Load the library and data:
library(tidyverse) library(RNHANES) d13 = nhanes_load_data("DEMO_H", "2013-2014") %>% transmute(SEQN=SEQN, wave=cycle, INDFMIN2, RIDRETH1) %>% left_join(nhanes_load_data("BMX_H", "2013-2014"), by="SEQN") %>% select(SEQN, wave, INDFMIN2, RIDRETH1, BMXBMI) %>% mutate( annincome = recode_factor(INDFMIN2, '1' = "lowest", '2' = "lowest", '3' = "lowest", '4' = "low", '5' = "low", '6' = "low", '7' = "medium", '8' = "medium", '9' = "medium", '10' = "high", '12' = "high", '13' = "high", '14' = "highest", '15' = "highest")) %>% filter(!is.na(BMXBMI), !is.na(annincome))
With the dataset created I will visualize the distribution using a bar chart.
ggplot(data = d13) + geom_bar(aes(annincome))
To see the exact number for each category, I can also calculate these values with
d13 %>% count(annincome)
For a continuous variable it is necessary to use the histogram. I chose to see how BMI is distributed in NHANES population for 2013, with
binwidth = 5, so cut the variable by 5 unit increase.
ggplot(data = d13) + geom_histogram(aes(BMXBMI), binwidth = 5)

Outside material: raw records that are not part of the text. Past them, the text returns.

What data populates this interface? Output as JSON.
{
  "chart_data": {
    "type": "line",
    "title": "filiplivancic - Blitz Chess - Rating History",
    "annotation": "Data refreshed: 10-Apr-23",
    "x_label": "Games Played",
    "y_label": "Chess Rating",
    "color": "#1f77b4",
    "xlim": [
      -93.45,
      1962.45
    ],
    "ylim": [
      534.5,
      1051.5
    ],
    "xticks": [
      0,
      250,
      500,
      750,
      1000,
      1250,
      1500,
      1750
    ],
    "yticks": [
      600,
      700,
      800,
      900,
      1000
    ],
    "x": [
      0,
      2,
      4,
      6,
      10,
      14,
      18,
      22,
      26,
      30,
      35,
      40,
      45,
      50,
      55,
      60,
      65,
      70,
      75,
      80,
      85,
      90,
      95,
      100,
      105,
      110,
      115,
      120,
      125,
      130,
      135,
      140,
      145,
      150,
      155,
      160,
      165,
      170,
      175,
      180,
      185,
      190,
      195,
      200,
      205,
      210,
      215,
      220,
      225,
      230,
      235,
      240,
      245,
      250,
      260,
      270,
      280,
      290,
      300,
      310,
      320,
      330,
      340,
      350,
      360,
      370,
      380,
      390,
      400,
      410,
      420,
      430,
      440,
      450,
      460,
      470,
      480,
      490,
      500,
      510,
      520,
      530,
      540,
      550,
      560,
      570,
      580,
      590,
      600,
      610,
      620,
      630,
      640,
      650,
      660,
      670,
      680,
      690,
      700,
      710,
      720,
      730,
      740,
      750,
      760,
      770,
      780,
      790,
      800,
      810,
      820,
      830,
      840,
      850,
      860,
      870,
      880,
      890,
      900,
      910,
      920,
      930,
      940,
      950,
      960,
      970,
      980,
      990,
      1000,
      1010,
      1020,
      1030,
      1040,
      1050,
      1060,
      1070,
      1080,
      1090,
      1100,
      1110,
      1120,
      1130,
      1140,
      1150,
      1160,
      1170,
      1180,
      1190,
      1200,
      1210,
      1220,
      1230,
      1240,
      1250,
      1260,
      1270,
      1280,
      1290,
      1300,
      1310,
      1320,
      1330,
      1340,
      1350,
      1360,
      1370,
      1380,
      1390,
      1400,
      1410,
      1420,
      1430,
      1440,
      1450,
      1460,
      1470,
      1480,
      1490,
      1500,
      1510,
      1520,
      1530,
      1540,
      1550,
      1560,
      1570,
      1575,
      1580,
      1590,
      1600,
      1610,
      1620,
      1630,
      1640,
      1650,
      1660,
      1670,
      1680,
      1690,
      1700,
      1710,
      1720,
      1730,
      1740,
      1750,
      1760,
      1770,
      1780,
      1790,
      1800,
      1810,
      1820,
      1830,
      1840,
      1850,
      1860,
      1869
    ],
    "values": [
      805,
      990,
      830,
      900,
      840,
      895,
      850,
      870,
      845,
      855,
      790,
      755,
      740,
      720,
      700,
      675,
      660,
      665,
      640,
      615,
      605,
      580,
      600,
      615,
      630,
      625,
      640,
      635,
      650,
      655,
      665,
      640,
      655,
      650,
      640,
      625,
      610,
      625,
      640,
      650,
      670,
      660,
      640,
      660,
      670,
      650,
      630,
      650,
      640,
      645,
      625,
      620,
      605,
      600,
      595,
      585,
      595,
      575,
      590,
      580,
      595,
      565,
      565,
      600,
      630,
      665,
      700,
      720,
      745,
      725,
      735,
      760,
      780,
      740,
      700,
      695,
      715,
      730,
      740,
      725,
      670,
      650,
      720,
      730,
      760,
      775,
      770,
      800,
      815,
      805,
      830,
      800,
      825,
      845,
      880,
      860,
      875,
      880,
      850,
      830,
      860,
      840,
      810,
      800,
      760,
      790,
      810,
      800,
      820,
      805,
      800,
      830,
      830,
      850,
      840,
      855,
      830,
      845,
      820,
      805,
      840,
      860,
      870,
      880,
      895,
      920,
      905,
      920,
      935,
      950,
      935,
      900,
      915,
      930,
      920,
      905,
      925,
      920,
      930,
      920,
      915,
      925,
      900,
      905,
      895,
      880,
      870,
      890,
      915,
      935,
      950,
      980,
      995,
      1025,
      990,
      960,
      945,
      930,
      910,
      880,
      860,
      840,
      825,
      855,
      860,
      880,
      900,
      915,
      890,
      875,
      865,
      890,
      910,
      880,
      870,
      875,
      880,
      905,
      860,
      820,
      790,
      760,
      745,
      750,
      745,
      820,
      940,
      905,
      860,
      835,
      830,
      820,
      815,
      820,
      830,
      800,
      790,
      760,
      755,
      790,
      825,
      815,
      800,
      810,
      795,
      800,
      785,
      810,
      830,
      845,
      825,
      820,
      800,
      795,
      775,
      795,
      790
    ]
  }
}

Combining 'ggplot2' and 'dplyr', I can see the relevant values fo Bmi with the function
cut_width() by 5 unit increase)
d13 %>% count(cut_width(BMXBMI, 5))
To combine the information I showed previously in the same plot, for information about BMI and annual income I will use
geomfreqpoly(), and have the multiple histograms below.
ggplot(data = d13, aes(BMXBMI, color = annincome)) + geom_freqpoly(binwidth = 1)
A categorical and a continuous variable
Now I am going to demonstrate a link of a continuous variable based on the other categorical variable using the boxplot.
ggplot(data = d13, aes(annincome, BMXBMI)) + geom_boxplot()
So for each box, the middle line is the median 50th percentile for each category. In my case, if I chose category medium for annual income the median of BMI is ~27. The upper and the lower line of the box shows 75th (BMI=31) percentile, and 25th (BMI=20) percentile and the distance between them is called the Interquartile Range.
Two categorical variables
For two categorical variable, I need to visualize the relation between them, but I also would like to know the number of observations, so I will use 'geom_tile' and 'fill aesthetic' and have the graph below.
d13 %>% mutate(race = recode_factor(RIDRETH1, `1` = "Mexian American", `2` = "Hispanic", `3` = "Non-Hispanic, White", `4` = "Non-Hispanic, Black", `5` = "Others")) %>% count(race, annincome) %>% ggplot(aes(race, annincome)) + geom_tile(aes(fill = n))
Two continuous variables
Below, I will see how do BMI and cholesterol come along with each other drawn in a scatterplot.
data13 = d13 %>% left_join(nhanes_load_data("TCHOL_H", "2013-2014"), by="SEQN") %>% select(SEQN, wave, INDFMIN2, RIDRETH1, BMXBMI, LBXTC) ggplot(data = data13) + geom_point(aes(BMXBMI, LBXTC))
Because the points overplot in the previous scatterplot, I can use 'alpha aesthetic' for a more useful graph.
ggplot(data = data13) + geom_point(aes(BMXBMI, LBXTC), alpha = 1/20)
Another way to visualize a relationship of two continuous variables is by using bins and treating one of the variables as a definite. Adding 'cut_number' will make the comparison fairer as there is the same number of points in each bin.
ggplot(data = data13, aes(BMXBMI, LBXTC)) + geom_boxplot(aes(group = cut_number(BMXBMI, 20)))
Hope this post will help you chose the right and best way to illustrate distribution and relations within and between variables.